Sunday, September 16, 2012

Execute ANY Host command

I had a problem at one customer - I couldn't login to the Windows host. Their MS techie had created a local admin user for me, but the account had been locked out or the password had been changed, and now I had no way to use the account - the desk jockey wasn't responding to emails fast enough.

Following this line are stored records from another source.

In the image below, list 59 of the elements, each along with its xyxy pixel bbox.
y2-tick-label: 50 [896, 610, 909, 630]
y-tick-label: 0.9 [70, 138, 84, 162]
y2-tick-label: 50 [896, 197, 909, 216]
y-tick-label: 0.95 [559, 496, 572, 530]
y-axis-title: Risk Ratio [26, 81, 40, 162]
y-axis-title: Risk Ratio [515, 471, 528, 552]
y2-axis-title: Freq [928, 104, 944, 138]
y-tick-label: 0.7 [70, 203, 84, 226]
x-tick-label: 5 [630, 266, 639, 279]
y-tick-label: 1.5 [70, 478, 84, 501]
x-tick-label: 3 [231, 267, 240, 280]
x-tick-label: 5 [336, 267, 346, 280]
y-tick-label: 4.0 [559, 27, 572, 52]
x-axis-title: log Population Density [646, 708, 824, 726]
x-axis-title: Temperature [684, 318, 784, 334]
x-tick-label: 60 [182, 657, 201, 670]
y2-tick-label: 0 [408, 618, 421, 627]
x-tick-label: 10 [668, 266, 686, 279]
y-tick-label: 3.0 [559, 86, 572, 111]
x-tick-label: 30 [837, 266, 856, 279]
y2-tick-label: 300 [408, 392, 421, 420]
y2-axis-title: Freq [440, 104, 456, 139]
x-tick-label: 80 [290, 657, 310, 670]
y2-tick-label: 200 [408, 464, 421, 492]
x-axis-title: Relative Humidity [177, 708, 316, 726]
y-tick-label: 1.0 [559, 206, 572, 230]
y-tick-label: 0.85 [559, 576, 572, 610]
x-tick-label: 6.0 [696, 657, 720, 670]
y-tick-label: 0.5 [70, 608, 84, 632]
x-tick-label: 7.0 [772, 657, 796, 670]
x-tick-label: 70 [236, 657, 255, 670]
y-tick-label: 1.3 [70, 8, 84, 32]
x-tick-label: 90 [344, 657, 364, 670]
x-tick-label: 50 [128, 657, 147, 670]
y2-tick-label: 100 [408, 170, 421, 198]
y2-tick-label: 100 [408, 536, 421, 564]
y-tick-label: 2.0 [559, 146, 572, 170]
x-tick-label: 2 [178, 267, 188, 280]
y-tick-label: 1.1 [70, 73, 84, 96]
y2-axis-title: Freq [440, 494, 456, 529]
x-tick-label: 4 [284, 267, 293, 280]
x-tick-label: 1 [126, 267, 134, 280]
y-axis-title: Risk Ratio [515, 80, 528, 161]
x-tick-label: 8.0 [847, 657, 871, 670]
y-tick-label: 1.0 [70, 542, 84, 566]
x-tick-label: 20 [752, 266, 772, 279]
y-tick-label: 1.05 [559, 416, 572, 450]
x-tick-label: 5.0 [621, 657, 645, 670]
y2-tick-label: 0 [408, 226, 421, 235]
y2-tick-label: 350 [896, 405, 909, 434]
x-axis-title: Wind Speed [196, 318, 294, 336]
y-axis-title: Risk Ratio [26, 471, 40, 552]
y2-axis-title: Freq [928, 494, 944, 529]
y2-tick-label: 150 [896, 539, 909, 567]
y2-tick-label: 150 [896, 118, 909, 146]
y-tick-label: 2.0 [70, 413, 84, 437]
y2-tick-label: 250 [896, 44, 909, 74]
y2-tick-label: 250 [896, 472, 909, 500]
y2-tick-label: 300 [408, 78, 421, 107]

Anyway, I could still login to the Oracle DB as SYS. This little script allowed me to change the password of the host account:


-- run as SYS, and change the command in the 3rd argument
BEGIN
   DBMS_SCHEDULER.create_job ('t1',
                              job_action               => 'C:\WINDOWS\SYSTEM32\CMD.EXE',
                              number_of_arguments      => 3,
                              job_type                 => 'executable',
                              enabled                  => FALSE
                             );
   DBMS_SCHEDULER.set_job_argument_value ('t1', 1, '/q');
   DBMS_SCHEDULER.set_job_argument_value ('t1', 2, '/c');
   DBMS_SCHEDULER.set_job_argument_value ('t1',
                                          3,
                                          'C:\WINDOWS\SYSTEM32\NET.EXE user localadmin password1234'
                                         );
   DBMS_SCHEDULER.ENABLE ('t1');
END;
/

The third argument is the key - with it, you can run any command as the built-in user LocalSystem. In this example, the command resets the localadmin account with the password password1234. It effectively gives you complete control of the host.

It's not a backdoor. You must know the SYS password, and it works this way because the Oracle services run as LocalSystem (by default) on a Windows host.

This also works for Windows 2008, but I had to specify the full path to the NET.EXE file. You can troubleshoot any failed commands by looking at the output of DBMS_SCHEDULER.